There are some interesting follow-ons.
–One is politics. If most of the world switches to synthesizing ammonia from sunlight or wind, the countries that depend on petroleum exports are out of luck. The only parts of the Middle East that would continue to matter to the US (and possibly China and Russia) are Egypt and Israel, due to the Suez Canal. This means that the burgeoning crises in the region would have to be dealt with semi-regionally, if at all. And that’s bad for all those refugees. Russia is likely to be a hold-out in switching off fossil fuels, since they get so much power from oil and natural gas, but switching to ammonia would change international politics as much as did the switch to using oil in the early 20th Century.
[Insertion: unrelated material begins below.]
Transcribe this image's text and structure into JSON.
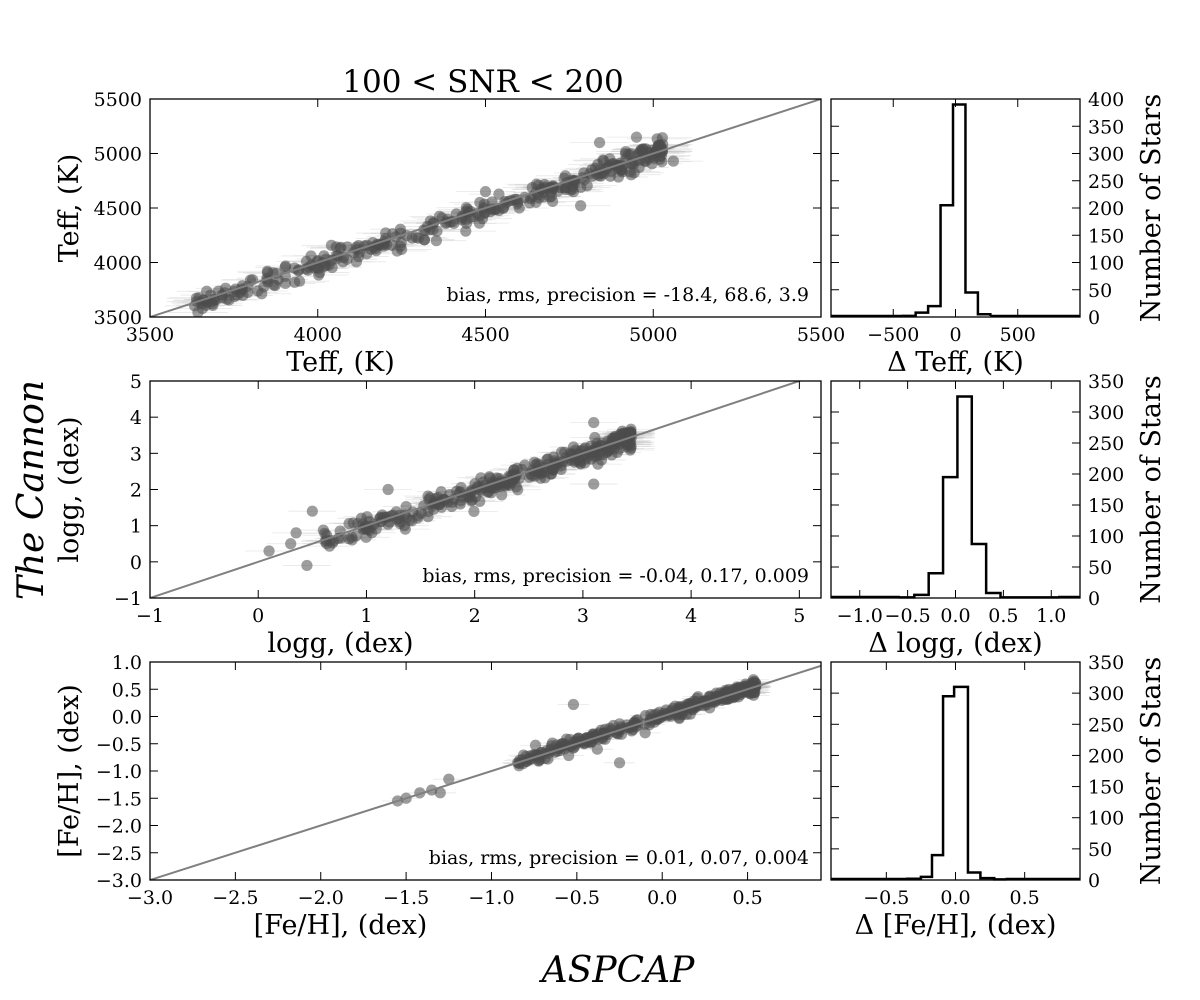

–A second issue is fertilizer. It is feasible to synthesize huge amounts of ammonia, but other elements are essential for plant growth, and the world is starting to run short of minable phosphorus. We may well have phosphorus wars in the future, but the simpler solution is to recycle sewage and manure onto fields. This has all sorts of public health and disease vector implications, but it will keep people from starving And there are menu implications–you want to eat raw salad from a field that receives sewage? It’s a common practice in the developing world.
–A third issue is air pollution. I can easily see people using ammonia to power things like home generators in areas where the power grid is failing, but if these machines don’t have decent filters on their exhaust, they will put out a lot of air pollution. The resulting smog will degrade the performance of any local solar panels, but it might be simpler than investing in huge batteries and a smart grid to provide power when the sun doesn’t shine.
And who will control the ammonia? A nitrogen-based economy has less energy than does the current oil-based economy. Energy becomes power when it is scarcer, even more than it is currently. Right now, we’re seeing how Big Oil distorts politics all over the world. Small ammonia generators, like the NH3 Canada machine, change the current game that is dominated by a few huge producers, because they mean that small-scale producers can make small amounts of fuel, at least in the short term. Probably this means that the advantage shifts from those who produce ammonia to those who build ammonia synthesizers and can best ship the ammonia from producers to consumers. Over time, I suspect that a few big ammonia producers will dominate the industry in any one area. They will be, quite literally, power brokers.
Still, switching to ammonia could slow down global warming, because the great advantage of NH3 is there’s no carbon emission from using it. It beats things like bio-diesel and biomass cold. Unfortunately, we’re seeing increasing methane emissions from the Arctic, so even if we get civilization’s carbon emissions under control, we may be passing the tipping point as you read this. We’ll see.
If you want to write a SF-thriller set in the next few decades, you could do worse than to power the world with ammonia, and make the Politics of N a centerpiece of the story. After all ammonia isn’t just a fuel, it’s a cleaner, fertilizer, and a refrigerant. Who wouldn’t want to get rich off it? Something to think about.